Apart from these, there are several ways to manage and deal with the symptoms of seasonal depression:

  • Exercising regularly: Regular exercise, especially outside in natural daylight can boost serotonin, endorphins, and other feel-good brain chemicals.
  • Reaching out to family and friends: Close relationships are vital in reducing isolation and helping manage SAD. Try participating in social activities, even if you don’t feel like it.
  • Eating well: Eating small, well-balanced meals throughout the day, with plenty of fresh fruit and vegetables, will help you keep the energy up and minimize mood swings.
  • Taking steps to deal with stress: Too much stress can exacerbate or even trigger depression.Figuring out things that cause stress and trying to minimise their impact, practicing daily relaxation techniques, as well doing something enjoyable can all help reduce stress in life.

If someone feels like they have seasonal depression, or SAD, they should always try to consult a doctor.
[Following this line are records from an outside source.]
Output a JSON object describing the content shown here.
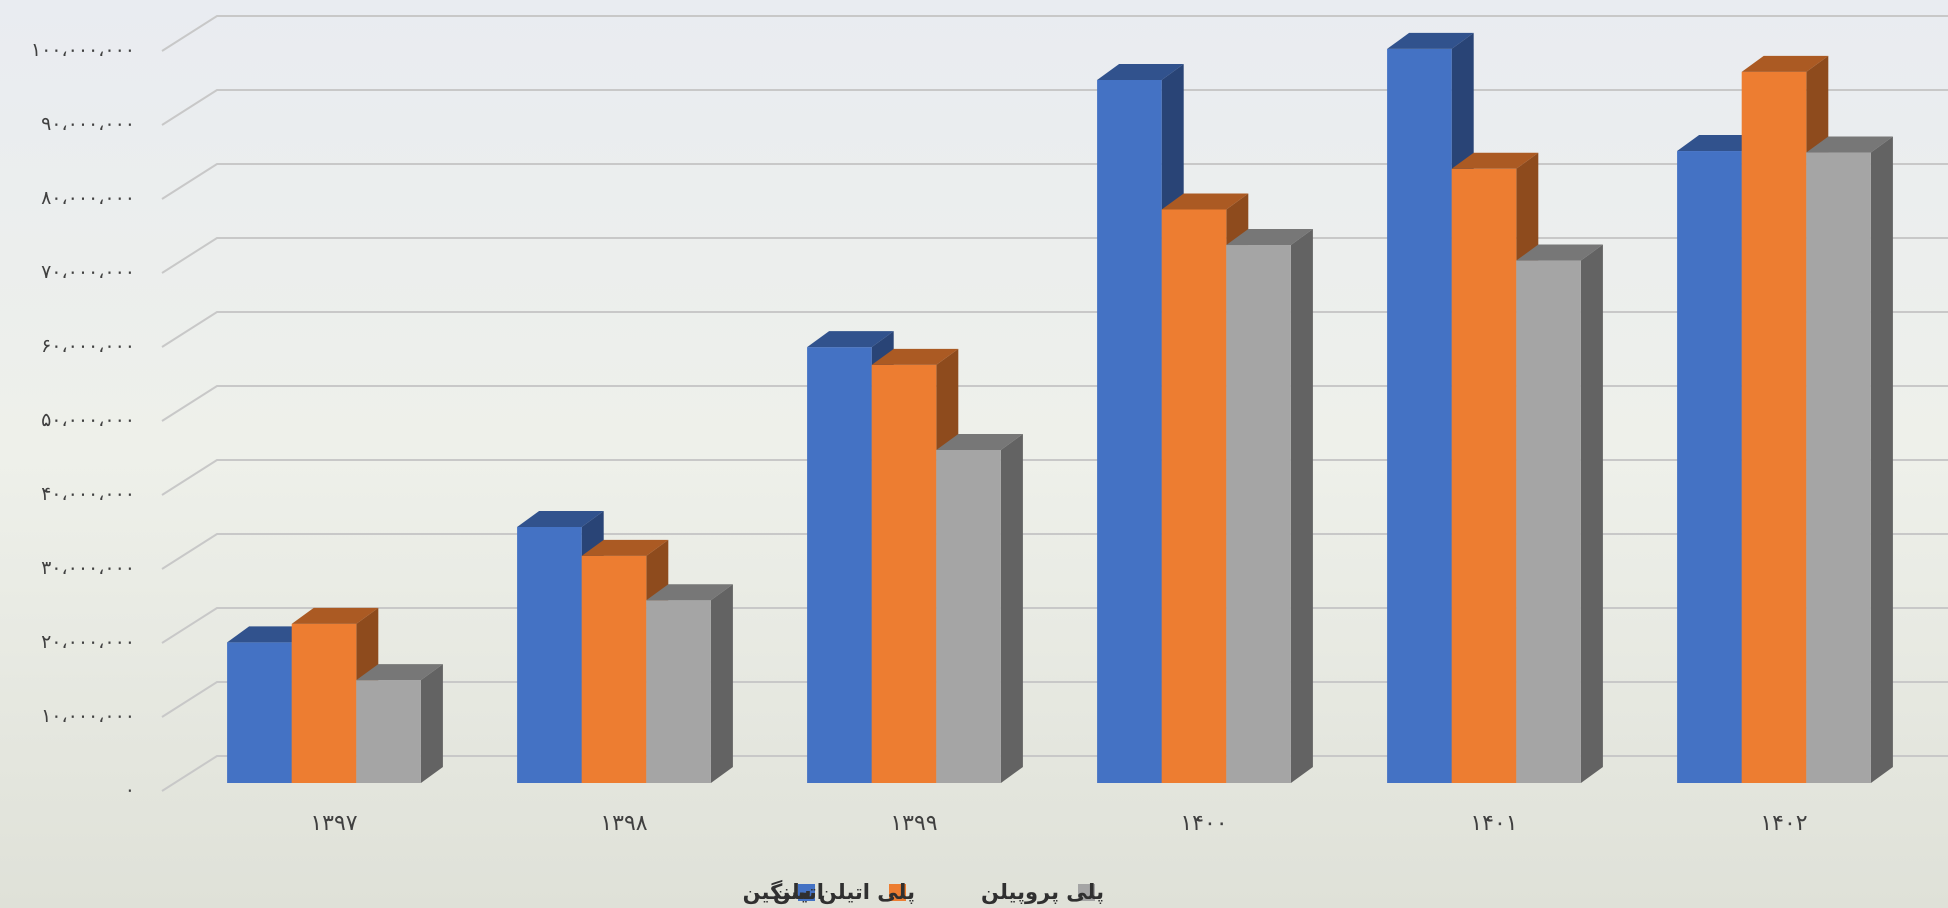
{
  "chart_data": {
    "type": "bar3d",
    "categories": [
      "۱۳۹۷",
      "۱۳۹۸",
      "۱۳۹۹",
      "۱۴۰۰",
      "۱۴۰۱",
      "۱۴۰۲"
    ],
    "series": [
      {
        "name": "اتیلن",
        "color": "#4472c4",
        "values": [
          19000000,
          34600000,
          58900000,
          95000000,
          99200000,
          85400000
        ]
      },
      {
        "name": "پلی اتیلن سنگین",
        "color": "#ed7d31",
        "values": [
          21500000,
          30700000,
          56500000,
          77500000,
          83000000,
          96100000
        ]
      },
      {
        "name": "پلی پروپیلن",
        "color": "#a5a5a5",
        "values": [
          13900000,
          24700000,
          45000000,
          72700000,
          70600000,
          85200000
        ]
      }
    ],
    "ylim": [
      0,
      100000000
    ],
    "yticks": [
      {
        "value": 0,
        "label": "۰"
      },
      {
        "value": 10000000,
        "label": "۱۰،۰۰۰،۰۰۰"
      },
      {
        "value": 20000000,
        "label": "۲۰،۰۰۰،۰۰۰"
      },
      {
        "value": 30000000,
        "label": "۳۰،۰۰۰،۰۰۰"
      },
      {
        "value": 40000000,
        "label": "۴۰،۰۰۰،۰۰۰"
      },
      {
        "value": 50000000,
        "label": "۵۰،۰۰۰،۰۰۰"
      },
      {
        "value": 60000000,
        "label": "۶۰،۰۰۰،۰۰۰"
      },
      {
        "value": 70000000,
        "label": "۷۰،۰۰۰،۰۰۰"
      },
      {
        "value": 80000000,
        "label": "۸۰،۰۰۰،۰۰۰"
      },
      {
        "value": 90000000,
        "label": "۹۰،۰۰۰،۰۰۰"
      },
      {
        "value": 100000000,
        "label": "۱۰۰،۰۰۰،۰۰۰"
      }
    ],
    "grid": true
  }
}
The doctor can carry out an array of tests and examinations to assess the underlying mental health issues, if any, and give suggestions accordingly. Going to a healthcare professional is the best way to manage seasonal depression.

NOTE: The information contained in this article is for educational and informational purposes only and is not intended as health or medical advice. Always consult a physician or other qualified health provider regarding any questions you may have about a medical condition or health objectives.